Farkındalıkla başlayan ve bilgiyle gelişen süreçte bireylerin tüm bu konular ekseninde çok büyük etkisi var. Meseleyi kendinden çok büyük gören bireylere aslında küçük hareketlerle büyük etki yaratmanın yollarını anlatmak ve bu konuda herkesi birer dönüşüm elçisine çevirmek gerekiyor. Benim de amacım bu. Küçük de olsa atacağımız adımların bu yolda çok kıymetli olduğunu düşünüyorum. Bireylerin kendi dönüşümüyle birlikte çevrelerini hatta markaları, hükümetleri, kurum ve kuruluşları da etkileme; onlar karşısında birer baskı unsuru oluşturma gücü var. Bunu gözardı etmek yerine, bu farkındalıkla hareket ettiğimizde attığımız her adım büyüyecek ve kolektif bir harekete dönüşecek.

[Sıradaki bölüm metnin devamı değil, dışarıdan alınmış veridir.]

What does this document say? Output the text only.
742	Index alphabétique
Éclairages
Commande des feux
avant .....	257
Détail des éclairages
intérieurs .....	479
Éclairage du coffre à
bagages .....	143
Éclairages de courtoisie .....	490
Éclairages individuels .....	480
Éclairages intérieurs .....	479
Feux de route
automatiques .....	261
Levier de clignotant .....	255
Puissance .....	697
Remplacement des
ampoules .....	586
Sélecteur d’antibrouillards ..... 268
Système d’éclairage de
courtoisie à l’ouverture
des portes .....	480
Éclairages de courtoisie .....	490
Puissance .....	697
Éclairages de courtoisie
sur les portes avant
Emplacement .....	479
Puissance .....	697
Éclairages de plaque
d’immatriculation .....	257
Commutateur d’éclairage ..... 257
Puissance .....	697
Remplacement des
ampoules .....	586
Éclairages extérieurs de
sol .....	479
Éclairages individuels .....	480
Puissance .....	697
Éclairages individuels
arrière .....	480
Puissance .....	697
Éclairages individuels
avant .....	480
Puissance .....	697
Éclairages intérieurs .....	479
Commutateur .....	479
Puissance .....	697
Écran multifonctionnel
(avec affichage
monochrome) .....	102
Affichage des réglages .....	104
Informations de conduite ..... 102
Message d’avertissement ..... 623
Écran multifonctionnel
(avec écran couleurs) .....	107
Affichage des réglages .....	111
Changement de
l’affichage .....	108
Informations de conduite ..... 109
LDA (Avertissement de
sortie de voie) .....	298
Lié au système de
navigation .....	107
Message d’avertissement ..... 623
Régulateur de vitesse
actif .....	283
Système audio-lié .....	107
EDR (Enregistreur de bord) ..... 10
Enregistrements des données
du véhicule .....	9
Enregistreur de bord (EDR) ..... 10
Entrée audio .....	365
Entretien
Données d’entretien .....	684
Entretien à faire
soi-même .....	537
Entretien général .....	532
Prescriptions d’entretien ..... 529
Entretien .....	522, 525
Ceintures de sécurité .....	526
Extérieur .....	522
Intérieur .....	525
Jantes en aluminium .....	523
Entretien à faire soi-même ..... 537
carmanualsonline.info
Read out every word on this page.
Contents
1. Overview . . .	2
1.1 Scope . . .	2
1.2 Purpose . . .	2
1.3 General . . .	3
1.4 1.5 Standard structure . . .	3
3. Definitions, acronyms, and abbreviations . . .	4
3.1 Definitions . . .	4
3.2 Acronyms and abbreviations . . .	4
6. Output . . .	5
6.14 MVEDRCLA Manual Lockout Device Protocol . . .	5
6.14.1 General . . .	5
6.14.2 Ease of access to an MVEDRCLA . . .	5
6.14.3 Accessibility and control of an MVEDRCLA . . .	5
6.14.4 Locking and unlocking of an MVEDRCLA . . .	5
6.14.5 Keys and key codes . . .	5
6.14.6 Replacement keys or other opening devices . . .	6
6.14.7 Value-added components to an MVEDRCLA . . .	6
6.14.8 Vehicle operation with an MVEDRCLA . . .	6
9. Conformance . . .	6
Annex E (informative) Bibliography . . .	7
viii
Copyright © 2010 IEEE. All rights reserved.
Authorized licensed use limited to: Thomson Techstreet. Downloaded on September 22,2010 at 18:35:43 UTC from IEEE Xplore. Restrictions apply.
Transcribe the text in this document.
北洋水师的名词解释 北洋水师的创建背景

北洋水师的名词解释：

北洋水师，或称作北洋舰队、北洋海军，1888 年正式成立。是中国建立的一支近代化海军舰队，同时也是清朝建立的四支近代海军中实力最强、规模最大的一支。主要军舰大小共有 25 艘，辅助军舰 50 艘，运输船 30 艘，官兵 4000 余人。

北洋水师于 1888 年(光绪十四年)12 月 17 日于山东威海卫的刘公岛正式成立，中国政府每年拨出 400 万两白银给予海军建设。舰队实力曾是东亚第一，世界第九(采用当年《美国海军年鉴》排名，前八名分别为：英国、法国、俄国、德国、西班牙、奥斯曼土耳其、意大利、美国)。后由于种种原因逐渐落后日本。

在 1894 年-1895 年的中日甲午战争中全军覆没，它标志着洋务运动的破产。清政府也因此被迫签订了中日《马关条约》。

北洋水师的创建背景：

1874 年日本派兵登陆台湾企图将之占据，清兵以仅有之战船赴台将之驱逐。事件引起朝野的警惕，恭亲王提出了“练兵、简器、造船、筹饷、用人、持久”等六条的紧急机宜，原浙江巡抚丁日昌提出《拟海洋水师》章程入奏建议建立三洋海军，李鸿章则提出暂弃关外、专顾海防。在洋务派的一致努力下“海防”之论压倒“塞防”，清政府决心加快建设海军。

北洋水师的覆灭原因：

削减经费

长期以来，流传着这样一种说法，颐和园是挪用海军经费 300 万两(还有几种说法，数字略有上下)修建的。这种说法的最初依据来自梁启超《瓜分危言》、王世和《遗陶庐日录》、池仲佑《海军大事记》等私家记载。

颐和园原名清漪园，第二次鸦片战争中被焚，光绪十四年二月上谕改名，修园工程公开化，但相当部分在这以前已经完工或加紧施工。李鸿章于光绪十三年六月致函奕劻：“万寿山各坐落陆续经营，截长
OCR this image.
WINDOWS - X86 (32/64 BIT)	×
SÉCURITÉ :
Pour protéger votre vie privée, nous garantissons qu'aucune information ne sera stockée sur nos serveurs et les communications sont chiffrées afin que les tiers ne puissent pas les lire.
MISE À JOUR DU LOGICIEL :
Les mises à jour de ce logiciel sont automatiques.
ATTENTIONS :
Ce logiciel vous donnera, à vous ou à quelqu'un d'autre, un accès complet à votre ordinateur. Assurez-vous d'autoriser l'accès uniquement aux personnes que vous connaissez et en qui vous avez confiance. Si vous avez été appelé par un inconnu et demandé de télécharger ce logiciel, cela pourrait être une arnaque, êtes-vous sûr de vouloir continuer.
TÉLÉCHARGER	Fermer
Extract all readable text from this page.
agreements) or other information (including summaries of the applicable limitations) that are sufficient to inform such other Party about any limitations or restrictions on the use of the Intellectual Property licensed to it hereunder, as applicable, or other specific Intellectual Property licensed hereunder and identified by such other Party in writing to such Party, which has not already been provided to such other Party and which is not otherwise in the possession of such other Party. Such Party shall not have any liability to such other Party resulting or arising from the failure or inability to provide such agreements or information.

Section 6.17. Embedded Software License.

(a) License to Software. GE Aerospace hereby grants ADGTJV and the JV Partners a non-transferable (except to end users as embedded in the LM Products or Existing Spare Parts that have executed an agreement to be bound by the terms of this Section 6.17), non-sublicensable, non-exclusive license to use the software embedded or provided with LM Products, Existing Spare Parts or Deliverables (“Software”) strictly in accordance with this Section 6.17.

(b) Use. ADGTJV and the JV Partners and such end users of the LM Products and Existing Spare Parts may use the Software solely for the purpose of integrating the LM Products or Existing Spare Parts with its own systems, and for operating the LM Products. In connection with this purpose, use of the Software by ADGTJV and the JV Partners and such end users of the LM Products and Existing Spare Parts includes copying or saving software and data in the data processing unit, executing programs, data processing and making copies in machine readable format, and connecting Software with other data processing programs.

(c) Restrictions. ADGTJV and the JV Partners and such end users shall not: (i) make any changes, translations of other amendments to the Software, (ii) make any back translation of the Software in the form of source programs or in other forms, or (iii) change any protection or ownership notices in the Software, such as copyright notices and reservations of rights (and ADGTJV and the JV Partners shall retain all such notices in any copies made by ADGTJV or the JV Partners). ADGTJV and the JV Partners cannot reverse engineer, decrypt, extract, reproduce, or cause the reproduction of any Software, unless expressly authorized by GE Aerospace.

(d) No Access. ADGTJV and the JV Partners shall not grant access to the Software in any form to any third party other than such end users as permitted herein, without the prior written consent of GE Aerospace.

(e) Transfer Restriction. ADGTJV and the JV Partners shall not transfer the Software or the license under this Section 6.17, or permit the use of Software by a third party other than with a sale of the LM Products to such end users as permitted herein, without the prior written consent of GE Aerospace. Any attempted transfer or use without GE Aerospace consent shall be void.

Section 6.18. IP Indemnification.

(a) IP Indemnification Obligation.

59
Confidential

Dolayısıyla evet kitapta tüm bu zorlu kriz ortamına karşı pozitif bir yaklaşım var. Bir şey yapmadan izleyerek, şikâyet ederek ya da çözümü başkasından bekleyerek sağlayacağımız bir fayda yok. Onun için küçük adımlarla da olsa harekete geçmek hem eko-anksiyeteyi önleyecek hem de bu somut adımlar büyüyerek, gerçek faydaya dönüşecek.
İklim krizini bir insanlık krizi olarak yorumluyorsunuz. Bu söylemin gerisindeki içgörüyü detaylandırır mısınız?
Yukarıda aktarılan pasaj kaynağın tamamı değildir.